2. Business meals and entertainment expenses

One area that's fraught with abuse is in business meals and entertainment. It's easy to claim that expenses for travel, meals, entertainment, and similar pursuits have a business purpose, but if you deduct a large amount of these expenses, you'll need to be able to back your numbers up. Keeping track of who you met with and the purpose of your travel and related expenses is critical to give you the support you need if you're audited.

Make sure you keep receipts and supporting documentation to go along with your story. Moreover, be prepared for even more questions if family members accompany you on what's supposedly a business trip, or if you go to a high-profile entertainment destination -- especially if it's an international destination. Being able to show what business you discussed, along with any tangible results of the travel or entertainment, can help your case substantially.

3. Business use of your vehicle

Most small businesses require use of a vehicle, but what gets the IRS' attention is when a business owner claims 100% of a vehicle's use for the business.

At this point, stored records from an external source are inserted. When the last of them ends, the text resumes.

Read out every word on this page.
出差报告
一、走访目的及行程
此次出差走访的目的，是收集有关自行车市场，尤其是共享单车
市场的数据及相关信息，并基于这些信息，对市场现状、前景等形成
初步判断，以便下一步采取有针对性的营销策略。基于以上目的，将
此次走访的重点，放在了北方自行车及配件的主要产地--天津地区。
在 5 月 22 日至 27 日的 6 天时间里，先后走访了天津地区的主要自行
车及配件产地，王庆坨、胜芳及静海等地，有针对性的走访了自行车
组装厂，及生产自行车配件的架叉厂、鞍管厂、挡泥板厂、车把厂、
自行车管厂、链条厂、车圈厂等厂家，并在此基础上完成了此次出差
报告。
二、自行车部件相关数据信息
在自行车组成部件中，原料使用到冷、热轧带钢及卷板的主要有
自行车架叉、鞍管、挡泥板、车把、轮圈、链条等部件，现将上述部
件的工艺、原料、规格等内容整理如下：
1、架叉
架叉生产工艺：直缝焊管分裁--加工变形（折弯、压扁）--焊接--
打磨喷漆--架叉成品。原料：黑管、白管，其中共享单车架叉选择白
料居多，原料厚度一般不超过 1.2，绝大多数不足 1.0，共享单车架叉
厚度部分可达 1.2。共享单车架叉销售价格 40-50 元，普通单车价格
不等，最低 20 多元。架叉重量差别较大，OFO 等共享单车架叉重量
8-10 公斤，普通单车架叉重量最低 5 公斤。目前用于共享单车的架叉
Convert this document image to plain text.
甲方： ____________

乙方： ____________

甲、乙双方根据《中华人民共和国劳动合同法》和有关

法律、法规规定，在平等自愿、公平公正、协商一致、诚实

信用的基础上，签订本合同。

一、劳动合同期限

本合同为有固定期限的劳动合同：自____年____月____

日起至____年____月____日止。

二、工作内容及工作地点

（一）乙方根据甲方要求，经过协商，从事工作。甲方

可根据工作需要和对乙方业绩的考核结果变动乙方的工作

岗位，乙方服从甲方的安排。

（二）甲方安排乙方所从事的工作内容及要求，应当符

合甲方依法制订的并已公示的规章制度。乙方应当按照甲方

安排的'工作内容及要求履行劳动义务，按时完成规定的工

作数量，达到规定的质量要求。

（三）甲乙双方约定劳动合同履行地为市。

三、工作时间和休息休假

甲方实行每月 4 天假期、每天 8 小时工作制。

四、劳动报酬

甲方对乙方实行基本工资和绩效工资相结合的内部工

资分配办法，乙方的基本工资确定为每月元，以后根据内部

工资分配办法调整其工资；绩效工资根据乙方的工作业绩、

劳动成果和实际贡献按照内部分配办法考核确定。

Some businesses can afford company cars that are dedicated for business use, and in certain occupations, specialized vehicles are necessary to provide the business's services. In those cases, it can be appropriate to claim 100% of a vehicle's expenses as a business deduction.

What isn't OK, however, is when you claim 100% of vehicle expenses for business purposes but actually use the vehicle for both personal and business reasons. In those cases, the proper method of accounting involves determining what percentage of the vehicle's use is business-related, multiplying your total vehicle expenses by that percentage, and deducting the resulting dollar amount. A travel log that shows how many miles were used for business versus personal use is the best way to substantiate whatever deduction you take.

Be smart with your business taxes

Just because these three tax breaks are red flags for an IRS audit doesn't mean you shouldn't take advantage of them. However, when you do use these tax breaks, be prepared to answer any questions by having a greater amount of documentation and support than usual. That way, even if the IRS does audit you, you'll still receive every penny of the deductions and other tax breaks to which you're entitled.